If you haven’t had the pleasure of reading the late Philip J. Pauly’s (1) 1994 paper on the unlikely story of Yandell Henderson’s role in bringing about the legalization of 3.2% beer in the U.S. in April, 1933 — eight months before Repeal’s ratification in December, 1933 — then you have a real treat in store. Pauly’s paper showed how Henderson, a Yale physiologist, and incidentally someone with no previous background in alcohol studies, managed to persuade U.S. Senate and House committees that low alcohol content beer did not meet the 18th Amendment’s standard for an “intoxicating liquor.”
In addition to providing Prohibition-weary legislators with a partial escape from the 18th’s increasingly unpopular reign, Henderson’s rhetorical success also sprang from a number of his personal attributes. He was an adept scientific showman, he enjoyed the limelight, he knew how to pitch arguments effectively to a nonscientific audience, and, perhaps most important of all, he liked a good fight. Henderson’s Laboratory of Applied Physiology at Yale would become — less than a decade after Repeal and under his successor as the lab’s director, Howard W. Haggard – the home of both the Yale Center of Alcohol Studies and the Quarterly Journal of Studies on Alcohol, two key institutions in the rise of a post-Repeal mainstream alcohol science establishment in the U.S. Pauly’s account of how expediency drove Congress’s favorable embrace of Henderson’s pronouncements also represents a dramatic case study in self-serving selectiveness and baldly dubious scientific assertions stemming from the interface between science and policy.

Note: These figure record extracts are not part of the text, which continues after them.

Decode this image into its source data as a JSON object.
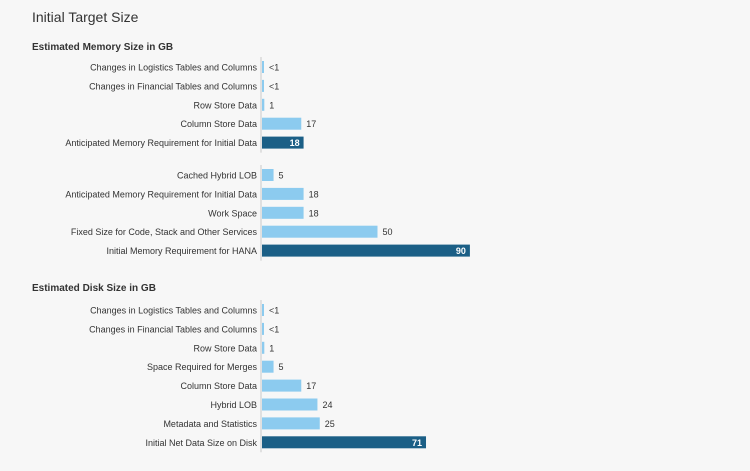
{
  "page": {
    "title": "Initial Target Size"
  },
  "colors": {
    "light_bar": "#8ccbef",
    "dark_bar": "#1b5f86",
    "axis": "#c8c8c8",
    "text": "#333333"
  },
  "chart_data": [
    {
      "type": "bar",
      "orientation": "horizontal",
      "title": "Estimated Memory Size in GB",
      "groups": [
        {
          "categories": [
            "Changes in Logistics Tables and Columns",
            "Changes in Financial Tables and Columns",
            "Row Store Data",
            "Column Store Data",
            "Anticipated Memory Requirement for Initial Data"
          ],
          "values": [
            0.3,
            0.3,
            1,
            17,
            18
          ],
          "labels": [
            "<1",
            "<1",
            "1",
            "17",
            "18"
          ],
          "highlight": [
            false,
            false,
            false,
            false,
            true
          ]
        },
        {
          "categories": [
            "Cached Hybrid LOB",
            "Anticipated Memory Requirement for Initial Data",
            "Work Space",
            "Fixed Size for Code, Stack and Other Services",
            "Initial Memory Requirement for HANA"
          ],
          "values": [
            5,
            18,
            18,
            50,
            90
          ],
          "labels": [
            "5",
            "18",
            "18",
            "50",
            "90"
          ],
          "highlight": [
            false,
            false,
            false,
            false,
            true
          ]
        }
      ]
    },
    {
      "type": "bar",
      "orientation": "horizontal",
      "title": "Estimated Disk Size in GB",
      "groups": [
        {
          "categories": [
            "Changes in Logistics Tables and Columns",
            "Changes in Financial Tables and Columns",
            "Row Store Data",
            "Space Required for Merges",
            "Column Store Data",
            "Hybrid LOB",
            "Metadata and Statistics",
            "Initial Net Data Size on Disk"
          ],
          "values": [
            0.3,
            0.3,
            1,
            5,
            17,
            24,
            25,
            71
          ],
          "labels": [
            "<1",
            "<1",
            "1",
            "5",
            "17",
            "24",
            "25",
            "71"
          ],
          "highlight": [
            false,
            false,
            false,
            false,
            false,
            false,
            false,
            true
          ]
        }
      ]
    }
  ]
}
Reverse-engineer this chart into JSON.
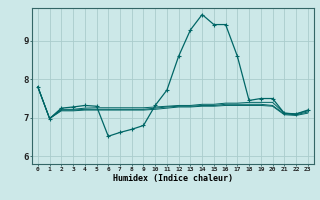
{
  "background_color": "#cce8e8",
  "line_color": "#006666",
  "grid_color": "#aacccc",
  "xlabel": "Humidex (Indice chaleur)",
  "xlim": [
    -0.5,
    23.5
  ],
  "ylim": [
    5.8,
    9.85
  ],
  "yticks": [
    6,
    7,
    8,
    9
  ],
  "xticks": [
    0,
    1,
    2,
    3,
    4,
    5,
    6,
    7,
    8,
    9,
    10,
    11,
    12,
    13,
    14,
    15,
    16,
    17,
    18,
    19,
    20,
    21,
    22,
    23
  ],
  "series": [
    [
      7.8,
      6.98,
      7.25,
      7.28,
      7.32,
      7.3,
      6.52,
      6.62,
      6.7,
      6.8,
      7.32,
      7.72,
      8.6,
      9.28,
      9.68,
      9.42,
      9.42,
      8.6,
      7.45,
      7.5,
      7.5,
      7.12,
      7.1,
      7.2
    ],
    [
      7.8,
      6.98,
      7.22,
      7.22,
      7.25,
      7.26,
      7.26,
      7.26,
      7.26,
      7.26,
      7.28,
      7.3,
      7.32,
      7.32,
      7.35,
      7.35,
      7.38,
      7.38,
      7.4,
      7.4,
      7.4,
      7.12,
      7.1,
      7.18
    ],
    [
      7.8,
      6.98,
      7.2,
      7.2,
      7.22,
      7.22,
      7.22,
      7.22,
      7.22,
      7.22,
      7.25,
      7.28,
      7.3,
      7.3,
      7.32,
      7.32,
      7.35,
      7.35,
      7.35,
      7.35,
      7.32,
      7.1,
      7.08,
      7.15
    ],
    [
      7.8,
      6.98,
      7.18,
      7.18,
      7.2,
      7.2,
      7.2,
      7.2,
      7.2,
      7.2,
      7.22,
      7.25,
      7.28,
      7.28,
      7.3,
      7.3,
      7.32,
      7.32,
      7.32,
      7.32,
      7.3,
      7.08,
      7.06,
      7.12
    ]
  ],
  "figsize": [
    3.2,
    2.0
  ],
  "dpi": 100
}
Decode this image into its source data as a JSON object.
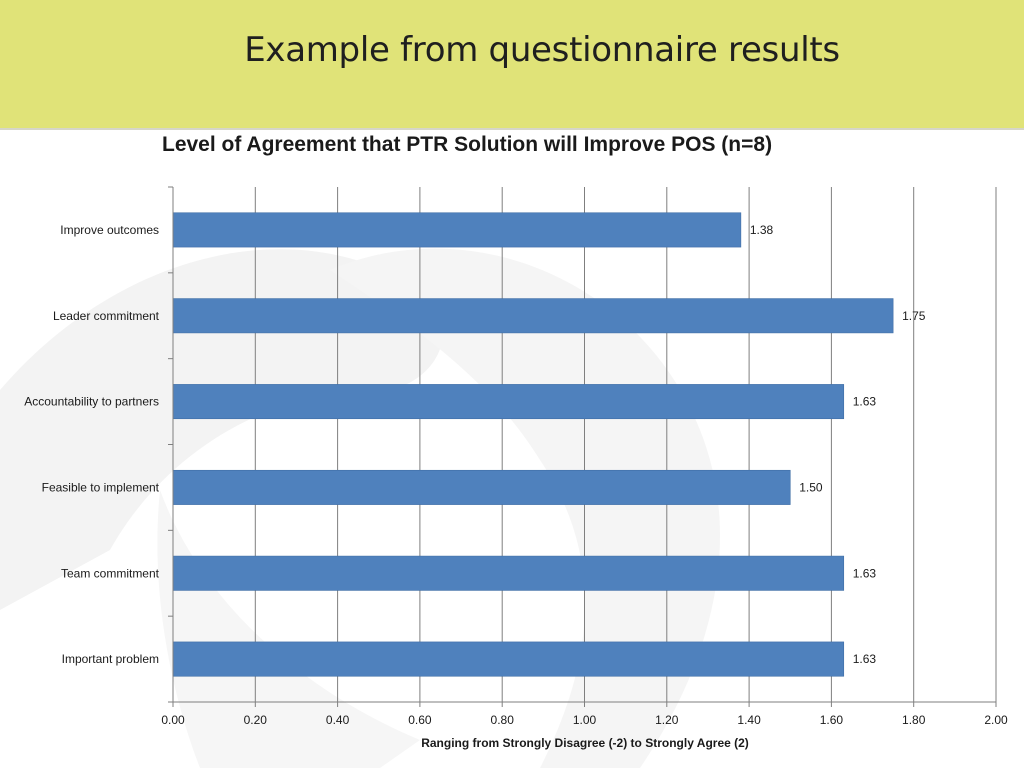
{
  "slide": {
    "title": "Example from questionnaire results"
  },
  "colors": {
    "header_bg": "#e0e378",
    "bar_fill": "#4f81bd",
    "gridline": "#7f7f7f"
  },
  "chart_data": {
    "type": "bar",
    "orientation": "horizontal",
    "title": "Level of Agreement that PTR Solution will Improve POS (n=8)",
    "xlabel": "Ranging from Strongly Disagree (-2) to Strongly Agree (2)",
    "ylabel": "",
    "categories": [
      "Improve outcomes",
      "Leader commitment",
      "Accountability to partners",
      "Feasible to implement",
      "Team commitment",
      "Important problem"
    ],
    "values": [
      1.38,
      1.75,
      1.63,
      1.5,
      1.63,
      1.63
    ],
    "data_labels": [
      "1.38",
      "1.75",
      "1.63",
      "1.50",
      "1.63",
      "1.63"
    ],
    "xlim": [
      0,
      2
    ],
    "x_ticks": [
      "0.00",
      "0.20",
      "0.40",
      "0.60",
      "0.80",
      "1.00",
      "1.20",
      "1.40",
      "1.60",
      "1.80",
      "2.00"
    ],
    "grid": true,
    "legend": "none"
  }
}
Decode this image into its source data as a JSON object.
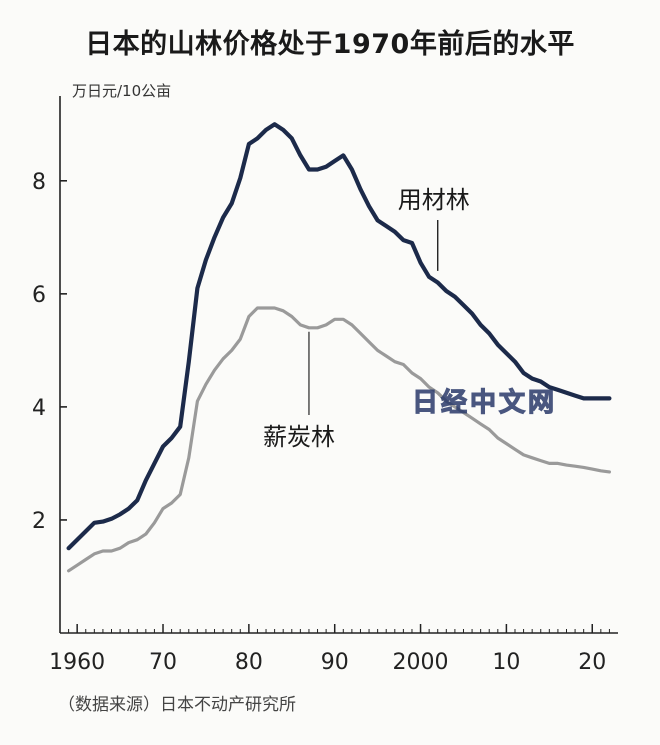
{
  "title": "日本的山林价格处于1970年前后的水平",
  "unit_label": "万日元/10公亩",
  "source": "（数据来源）日本不动产研究所",
  "watermark": "日经中文网",
  "colors": {
    "timber": "#1c2a4a",
    "charcoal": "#9a9a9a",
    "axis": "#222222",
    "background": "#fbfbf9"
  },
  "chart_data": {
    "type": "line",
    "title": "日本的山林价格处于1970年前后的水平",
    "ylabel": "万日元/10公亩",
    "xlabel": "",
    "xlim": [
      1958,
      2023
    ],
    "ylim": [
      0,
      9.5
    ],
    "x_ticks": [
      1960,
      1970,
      1980,
      1990,
      2000,
      2010,
      2020
    ],
    "x_tick_labels": [
      "1960",
      "70",
      "80",
      "90",
      "2000",
      "10",
      "20"
    ],
    "y_ticks": [
      2,
      4,
      6,
      8
    ],
    "y_tick_labels": [
      "2",
      "4",
      "6",
      "8"
    ],
    "grid": false,
    "legend": "inline labels",
    "series": [
      {
        "name": "用材林",
        "color": "#1c2a4a",
        "x": [
          1959,
          1960,
          1961,
          1962,
          1963,
          1964,
          1965,
          1966,
          1967,
          1968,
          1969,
          1970,
          1971,
          1972,
          1973,
          1974,
          1975,
          1976,
          1977,
          1978,
          1979,
          1980,
          1981,
          1982,
          1983,
          1984,
          1985,
          1986,
          1987,
          1988,
          1989,
          1990,
          1991,
          1992,
          1993,
          1994,
          1995,
          1996,
          1997,
          1998,
          1999,
          2000,
          2001,
          2002,
          2003,
          2004,
          2005,
          2006,
          2007,
          2008,
          2009,
          2010,
          2011,
          2012,
          2013,
          2014,
          2015,
          2016,
          2017,
          2018,
          2019,
          2020,
          2021,
          2022
        ],
        "values": [
          1.5,
          1.65,
          1.8,
          1.95,
          1.97,
          2.02,
          2.1,
          2.2,
          2.35,
          2.7,
          3.0,
          3.3,
          3.45,
          3.65,
          4.8,
          6.1,
          6.6,
          7.0,
          7.35,
          7.6,
          8.05,
          8.65,
          8.75,
          8.9,
          9.0,
          8.9,
          8.75,
          8.45,
          8.2,
          8.2,
          8.25,
          8.35,
          8.45,
          8.2,
          7.85,
          7.55,
          7.3,
          7.2,
          7.1,
          6.95,
          6.9,
          6.55,
          6.3,
          6.2,
          6.05,
          5.95,
          5.8,
          5.65,
          5.45,
          5.3,
          5.1,
          4.95,
          4.8,
          4.6,
          4.5,
          4.45,
          4.35,
          4.3,
          4.25,
          4.2,
          4.15,
          4.15,
          4.15,
          4.15
        ]
      },
      {
        "name": "薪炭林",
        "color": "#9a9a9a",
        "x": [
          1959,
          1960,
          1961,
          1962,
          1963,
          1964,
          1965,
          1966,
          1967,
          1968,
          1969,
          1970,
          1971,
          1972,
          1973,
          1974,
          1975,
          1976,
          1977,
          1978,
          1979,
          1980,
          1981,
          1982,
          1983,
          1984,
          1985,
          1986,
          1987,
          1988,
          1989,
          1990,
          1991,
          1992,
          1993,
          1994,
          1995,
          1996,
          1997,
          1998,
          1999,
          2000,
          2001,
          2002,
          2003,
          2004,
          2005,
          2006,
          2007,
          2008,
          2009,
          2010,
          2011,
          2012,
          2013,
          2014,
          2015,
          2016,
          2017,
          2018,
          2019,
          2020,
          2021,
          2022
        ],
        "values": [
          1.1,
          1.2,
          1.3,
          1.4,
          1.45,
          1.45,
          1.5,
          1.6,
          1.65,
          1.75,
          1.95,
          2.2,
          2.3,
          2.45,
          3.1,
          4.1,
          4.4,
          4.65,
          4.85,
          5.0,
          5.2,
          5.6,
          5.75,
          5.75,
          5.75,
          5.7,
          5.6,
          5.45,
          5.4,
          5.4,
          5.45,
          5.55,
          5.55,
          5.45,
          5.3,
          5.15,
          5.0,
          4.9,
          4.8,
          4.75,
          4.6,
          4.5,
          4.35,
          4.25,
          4.1,
          4.0,
          3.9,
          3.8,
          3.7,
          3.6,
          3.45,
          3.35,
          3.25,
          3.15,
          3.1,
          3.05,
          3.0,
          3.0,
          2.97,
          2.95,
          2.93,
          2.9,
          2.87,
          2.85
        ]
      }
    ],
    "annotations": [
      {
        "text": "用材林",
        "points_to": {
          "x": 2002,
          "y": 6.3
        }
      },
      {
        "text": "薪炭林",
        "points_to": {
          "x": 1987,
          "y": 5.4
        }
      }
    ]
  }
}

In what follows, I’ve added merely a footnote to Pauly’s paper, offering further evidence of Henderson’s gladiatorial contrarian inclinations with respect to hot political issues.
In the U.S. in the pre-World War I period, the anti-beer layer of temperance movement rhetoric was fueled a growing wave of anti-German sentiment. Many of the nation’s major brewers had German company names and German-American chief executives. World War I began in Europe in July 1914. Thereafter, a series of aggressive events – including attacks on U.S. merchant ships by German submarines, the sinking of the Lusitania, and, finally, British intelligence’s interception of the Zimmerman Telegram – led the U.S. to declare war on April 6, 1917.